Prophets without honour

John Galt’s Annals of the Parish is not towards the top of any college reading list, yet read patiently through its very mild Scots English it gives a good account of the Revolution that came to industry and society towards the end of the 18th century, and into the early 19th. Moreover, it does this in a manner cozy and compact, as the diary of a country clergyman in Ayrshire, far, far from any world-historical events.

It is the book in which John Stuart Mill discovered the word “utilitarianism,” putting it to use many decades later in the service of liberalism and progress; whereas Galt’s decent if vain and rather conceited narrator, the Reverend Micah Balwhidder, knew better. In the rural Jacobins of his age he saw the wicked appropriation of all Christian ideals to the new materialist creed, and with that the formation of the Big Lie that has governed every “enlightened” machination through the two centuries since his time. Not all Galt’s many novels are strictly readable today, but he left an half-dozen whose gentle irony is seriously addictive. He was what we call “a natural” in the art of prose fiction.

With Galt himself (1779–1839), and his “Canadian angle,” I will hardly deal. Yes, on sojourn from his native south-west Scotland, as superintendent of the Canada Company, he pioneered settlement of the Huron Tract in southwestern Ontario. Founder of Guelph, Goderich, and so forth. Recalled to England, he was rewarded with imprisonment for sloppy bookkeeping. His services to the British Empire elsewhere were significant, and his earlier adventures with such as Lord Byron in Europe, add to the largeness of his biography; but as I say, he is forgotten. We now live in a society that has no use for great men, whether living or in recollection.

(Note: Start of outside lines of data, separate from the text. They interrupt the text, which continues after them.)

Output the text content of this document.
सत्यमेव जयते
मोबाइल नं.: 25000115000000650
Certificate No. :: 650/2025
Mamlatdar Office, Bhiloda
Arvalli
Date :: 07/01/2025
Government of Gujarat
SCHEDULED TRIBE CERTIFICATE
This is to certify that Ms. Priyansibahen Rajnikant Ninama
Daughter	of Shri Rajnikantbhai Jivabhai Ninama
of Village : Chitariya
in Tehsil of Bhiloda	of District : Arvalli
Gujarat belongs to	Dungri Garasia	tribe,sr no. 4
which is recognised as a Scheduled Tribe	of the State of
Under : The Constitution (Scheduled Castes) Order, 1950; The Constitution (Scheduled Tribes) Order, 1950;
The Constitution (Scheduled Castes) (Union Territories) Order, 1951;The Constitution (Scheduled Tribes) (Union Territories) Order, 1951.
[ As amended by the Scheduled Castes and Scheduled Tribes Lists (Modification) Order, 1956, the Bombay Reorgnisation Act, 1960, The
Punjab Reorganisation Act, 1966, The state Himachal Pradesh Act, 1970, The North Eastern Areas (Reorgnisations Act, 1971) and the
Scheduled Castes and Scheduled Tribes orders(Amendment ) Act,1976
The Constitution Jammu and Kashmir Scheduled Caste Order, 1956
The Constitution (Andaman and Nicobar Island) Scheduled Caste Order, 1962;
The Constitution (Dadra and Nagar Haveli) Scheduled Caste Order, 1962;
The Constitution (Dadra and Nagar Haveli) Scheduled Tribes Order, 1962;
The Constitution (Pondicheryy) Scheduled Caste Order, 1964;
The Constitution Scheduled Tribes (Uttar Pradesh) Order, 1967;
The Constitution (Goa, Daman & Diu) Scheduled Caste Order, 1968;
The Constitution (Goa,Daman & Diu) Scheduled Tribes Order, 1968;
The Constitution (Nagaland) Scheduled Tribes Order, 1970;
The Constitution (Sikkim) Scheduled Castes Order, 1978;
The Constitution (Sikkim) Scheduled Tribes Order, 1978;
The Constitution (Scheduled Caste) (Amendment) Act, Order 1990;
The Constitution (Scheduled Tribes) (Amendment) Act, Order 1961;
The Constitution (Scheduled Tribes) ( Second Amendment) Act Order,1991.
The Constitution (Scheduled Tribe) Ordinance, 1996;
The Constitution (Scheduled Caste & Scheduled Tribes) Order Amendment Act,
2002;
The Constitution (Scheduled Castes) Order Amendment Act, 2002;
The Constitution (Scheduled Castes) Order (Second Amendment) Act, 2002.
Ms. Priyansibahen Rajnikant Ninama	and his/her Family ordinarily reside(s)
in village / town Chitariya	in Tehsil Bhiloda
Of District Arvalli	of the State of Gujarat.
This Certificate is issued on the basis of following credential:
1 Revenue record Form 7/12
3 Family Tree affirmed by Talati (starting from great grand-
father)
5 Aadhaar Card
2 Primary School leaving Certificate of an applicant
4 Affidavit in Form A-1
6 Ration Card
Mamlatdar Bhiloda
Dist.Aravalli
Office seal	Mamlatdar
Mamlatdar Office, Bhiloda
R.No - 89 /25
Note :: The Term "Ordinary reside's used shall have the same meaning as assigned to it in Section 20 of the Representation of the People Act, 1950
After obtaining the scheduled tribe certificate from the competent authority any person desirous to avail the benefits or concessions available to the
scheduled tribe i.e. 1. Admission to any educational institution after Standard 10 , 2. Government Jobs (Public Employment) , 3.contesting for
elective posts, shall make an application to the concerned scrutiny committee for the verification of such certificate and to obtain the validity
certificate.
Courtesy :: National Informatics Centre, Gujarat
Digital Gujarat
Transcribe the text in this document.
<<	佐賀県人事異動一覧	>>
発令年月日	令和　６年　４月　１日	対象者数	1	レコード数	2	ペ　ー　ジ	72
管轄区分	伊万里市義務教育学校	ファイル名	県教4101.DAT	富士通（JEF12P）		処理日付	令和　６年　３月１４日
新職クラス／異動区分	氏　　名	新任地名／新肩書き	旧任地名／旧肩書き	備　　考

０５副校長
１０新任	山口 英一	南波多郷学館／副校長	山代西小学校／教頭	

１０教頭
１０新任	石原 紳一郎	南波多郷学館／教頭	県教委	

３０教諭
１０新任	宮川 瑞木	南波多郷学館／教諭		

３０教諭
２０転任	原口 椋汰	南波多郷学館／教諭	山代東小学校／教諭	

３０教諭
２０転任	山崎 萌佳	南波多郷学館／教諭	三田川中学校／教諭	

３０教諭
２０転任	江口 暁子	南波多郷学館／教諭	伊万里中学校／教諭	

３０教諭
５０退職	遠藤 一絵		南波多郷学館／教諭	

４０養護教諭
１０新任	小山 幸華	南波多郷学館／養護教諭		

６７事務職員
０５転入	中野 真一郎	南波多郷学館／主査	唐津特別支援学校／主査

My interest of the moment is Galt’s depiction of “a natural,” plural capitalized as “Naturals,” of the Ayrshire landscape; “haverels” in Scots. The term refers to the village idiot or fool, there being by reputation one in every place. They were by ancient custom not allowed to travel, both for their own good and the public weal; as wandering they would tend to collect uselessly in the cities. Davie Gellatley is the male model in the Annals, Meg Gaffaw a female equivalent; “Daft Jamie” is memorable in another work. Each plays the part of The Fool in the mediaeval tradition preserved in Shakespeare — being given the ancient liberty to “speak truth to power,” and to be fonts of paradoxical wisdom and wit.

For, Davie was “no sae silly as folk tak’ him for,” or rather, from frequent contact, folk would often tak’ the “puir fellow” for a kind of prophet. And this is only possible among people who may glimpse Christ in him.

Today, in for instance greater Parkdale, his descendants are placed on the welfare rolls, and offered the attention of social workers, when not simply left to the ministrations of the weather. They are defined as “homeless” and as “social problems.” Sympathy is directed to them as a class, but in a cold, abstract way. Our ear buds help us to ignore what they are saying. They disrupt the sterility of conurban life, get in our way on the sidewalks, and should they become more a nuisance can be drugged into docility as outpatients of our “mental health” bureaucracy.

Knowingly, or perhaps unknowing since he was himself somewhat prophetic, John Galt celebrates an aspect of that antediluvian world, before utilitarianism was legislated. What to us is a bother and worriment for the authorities, was to the mediaeval and earlier modern mind instead a community resource.


Perhaps I should clarify that the above has nothing to do with the character “John Galt” in Ayn Rand’s Atlas Shrugged; or any other garage mechanic from Ohio. Nothing whatever. I’m sorry to have to mention that woman’s name in an Idlepost. I hope it will not be necessary again.